FHC
se recusa a combater crime com o Exército
Durante
chat organizado pelos portais Estadão e Terra, o presidente
Fernando Henrique Cardoso voltou a criticar o uso das Forças
Armadas no combate à violência, ao responder uma pergunta
da internauta Rita de Cássia Braghetti, de 35 anos. “Algumas
pessoas mais precipitadas dizem: Põe o Exército para tomar
conta de segurança pública. O Exército é composto de recrutas,
rapazes de l7, l8 anos, sem preparo nesse tipo de coisas”,
afirmou. Para ele, o Exército não é composto por profissionais.
“Profissional é a polícia”, disse. Para o presidente não faz
sentido preparar os soldados para o combate ao crime nas cidade.

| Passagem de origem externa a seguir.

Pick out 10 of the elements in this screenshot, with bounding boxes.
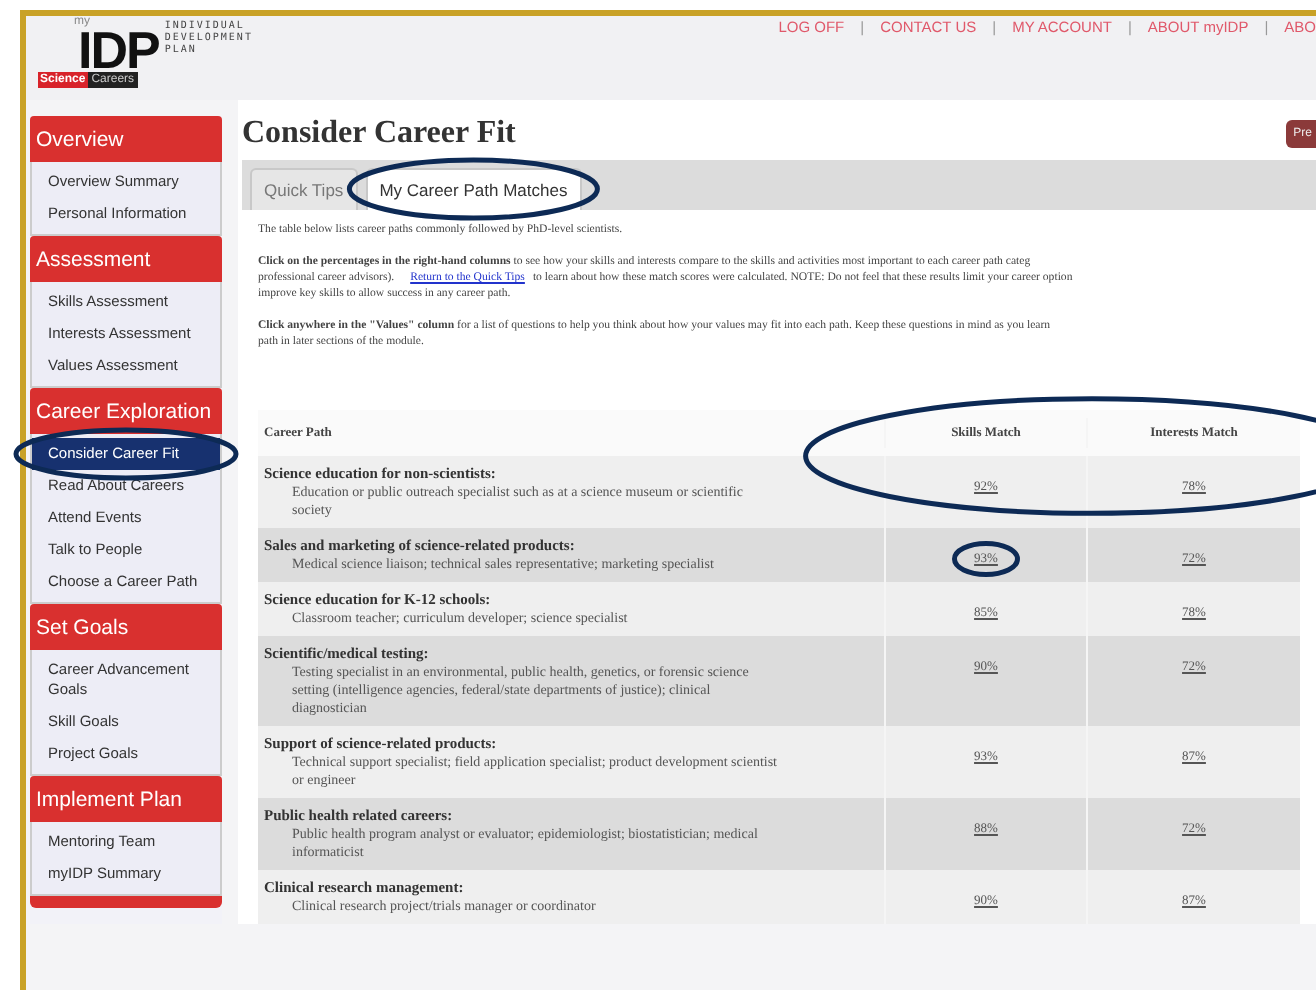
section-heading: Set Goals [30,604,222,650]
logo-text: IDP [78,28,159,72]
tab[interactable]: Quick Tips [250,168,358,210]
section-heading: Career Exploration [30,388,222,434]
highlight-oval [952,541,1020,577]
page-title: Consider Career Fit [242,116,516,152]
section-heading: Implement Plan [30,776,222,822]
tab[interactable]: My Career Path Matches [365,168,582,210]
section-heading: Assessment [30,236,222,282]
section-heading: Overview [30,116,222,162]
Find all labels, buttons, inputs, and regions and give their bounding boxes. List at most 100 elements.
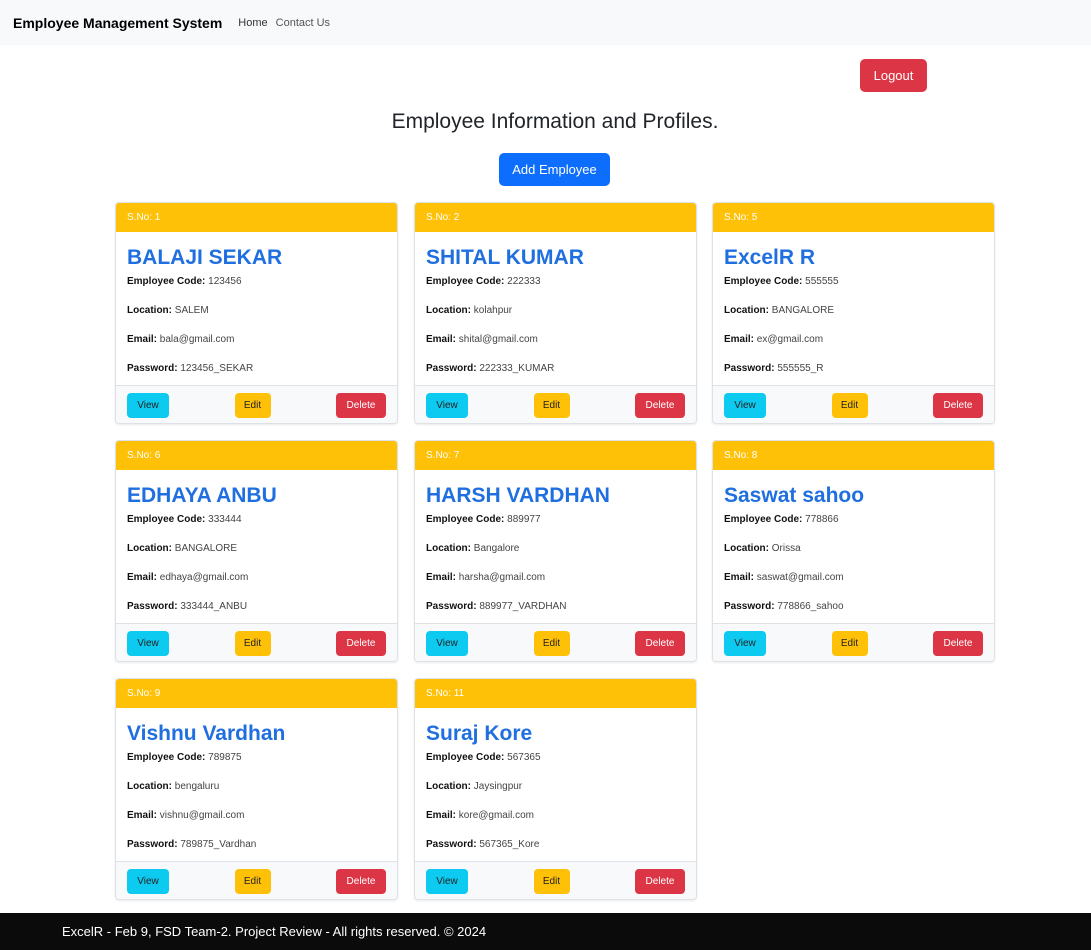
email-label: Email: xyxy=(724,334,755,345)
password-label: Password: xyxy=(426,363,477,374)
card-body: EDHAYA ANBU Employee Code: 333444 Location… xyxy=(116,470,397,623)
delete-button[interactable]: Delete xyxy=(336,869,386,894)
employee-code-label: Employee Code: xyxy=(426,514,505,525)
location-field: Location: Bangalore xyxy=(426,543,685,554)
card-body: Vishnu Vardhan Employee Code: 789875 Locat… xyxy=(116,708,397,861)
top-navbar: Employee Management System Home Contact … xyxy=(0,0,1091,45)
edit-button[interactable]: Edit xyxy=(533,869,570,894)
delete-button[interactable]: Delete xyxy=(336,393,386,418)
employee-code-label: Employee Code: xyxy=(127,276,206,287)
footer-text: ExcelR - Feb 9, FSD Team-2. Project Revi… xyxy=(62,924,487,939)
email-label: Email: xyxy=(426,334,457,345)
view-button[interactable]: View xyxy=(724,393,766,418)
delete-button[interactable]: Delete xyxy=(336,631,386,656)
email-field: Email: ex@gmail.com xyxy=(724,334,983,345)
email-field: Email: kore@gmail.com xyxy=(426,810,685,821)
card-footer: View Edit Delete xyxy=(116,385,397,423)
view-button[interactable]: View xyxy=(724,631,766,656)
card-header: S.No: 2 xyxy=(415,203,696,232)
edit-button[interactable]: Edit xyxy=(533,393,570,418)
employee-name: Suraj Kore xyxy=(426,722,533,745)
delete-button[interactable]: Delete xyxy=(635,869,685,894)
employee-code-label: Employee Code: xyxy=(724,276,803,287)
employee-name: HARSH VARDHAN xyxy=(426,484,610,507)
view-button[interactable]: View xyxy=(426,631,468,656)
email-field: Email: shital@gmail.com xyxy=(426,334,685,345)
email-value: harsha@gmail.com xyxy=(458,572,546,583)
nav-link-home[interactable]: Home xyxy=(238,17,267,29)
view-button[interactable]: View xyxy=(127,631,169,656)
password-value: 123456_SEKAR xyxy=(180,363,254,374)
email-field: Email: bala@gmail.com xyxy=(127,334,386,345)
location-label: Location: xyxy=(724,305,769,316)
edit-button[interactable]: Edit xyxy=(533,631,570,656)
password-label: Password: xyxy=(724,363,775,374)
location-field: Location: bengaluru xyxy=(127,781,386,792)
add-employee-button[interactable]: Add Employee xyxy=(499,153,610,186)
password-label: Password: xyxy=(127,601,178,612)
employee-code-value: 567365 xyxy=(507,752,541,763)
edit-button[interactable]: Edit xyxy=(234,631,271,656)
view-button[interactable]: View xyxy=(426,393,468,418)
serial-number: S.No: 8 xyxy=(724,450,758,461)
delete-button[interactable]: Delete xyxy=(635,393,685,418)
email-label: Email: xyxy=(724,572,755,583)
employee-code-field: Employee Code: 555555 xyxy=(724,276,983,287)
delete-button[interactable]: Delete xyxy=(933,393,983,418)
location-value: Orissa xyxy=(771,543,801,554)
edit-button[interactable]: Edit xyxy=(234,869,271,894)
employee-name: ExcelR R xyxy=(724,246,816,269)
view-button[interactable]: View xyxy=(127,869,169,894)
password-value: 333444_ANBU xyxy=(180,601,248,612)
employee-name: SHITAL KUMAR xyxy=(426,246,584,269)
employee-name: Saswat sahoo xyxy=(724,484,865,507)
logout-button[interactable]: Logout xyxy=(860,59,927,92)
location-label: Location: xyxy=(426,781,471,792)
card-body: SHITAL KUMAR Employee Code: 222333 Locatio… xyxy=(415,232,696,385)
view-button[interactable]: View xyxy=(426,869,468,894)
password-field: Password: 123456_SEKAR xyxy=(127,363,386,374)
view-button[interactable]: View xyxy=(127,393,169,418)
password-value: 555555_R xyxy=(777,363,824,374)
email-field: Email: harsha@gmail.com xyxy=(426,572,685,583)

“Se houver uma força dessas preparada, o que se faz com a
Polícia, que é maior, muito maior do que as Forças Armadas
em número de gente que pode ir para a rua? O que se faz com
ela? Não é próprio”, afirmou. Fernando Henrique lembrou que
o Brasil tem problemas de fronteira e, por isso, o Brasil
precisa “ter certa projeção de poder na América do Sul, porque,
em última instância, precisa defender os poderes constitucionais”.
Ele
lembrou da ação do Exército no Rio, destacando que o problema
do narcotráfico não foi resolvido com a ocupação. “Puseram
para subir o morro do Rio. Sobe o morro e o que aconteceu
depois? Nada. Nem se pegou o "coração" do crime organizado,
que são os banqueiros do crime, os grandes negociantes do
narcotráfico, o contrabando e se pegou uma porção de "pés-de-chinelo",
que ficam ali levando droga para lá e para cá”, afirmou. Segundo
Fernando Henrique Cardoso, o Exército “é para ajudar no controle
da fronteira, na informação de inteligência, no controle aéreo,
e, se for o caso, em casos graves.
Tolerância
zero - O presidente disse ainda que a “questão da segurança
do cidadão hoje, constitucionalmente, afeta aos governos estaduais,
que dispõem da Polícia Civil, Polícia Militar e dos meios
para assegurar o cidadão”. Para ele, “há um esforço grande
de alguns governos”, como São Paulo e Rio de Janeiro, no combate
ao crime. O presidente comentou ainda a questão da tolerância
zero, adotada em Nova York.
Ele
lembrou que morou nos EUA anos 70 quando havia muita violência,
drogas e problemas raciais graves. “Eu morava numa cidadezinha
chamada Palo Alto. Ali, era droga nas escolas, protesto nas
ruas e violência, sobretudo racial. Em Nova York, desde os
anos 60, você não conseguia andar nas ruas, tinha medo, como
hoje em São Paulo, como no Rio”, afirmou.
De
acordo com FHC, o cenário de violência nos EUA mudou a partir
do momento que “houve uma ação conjunta contra a violência”.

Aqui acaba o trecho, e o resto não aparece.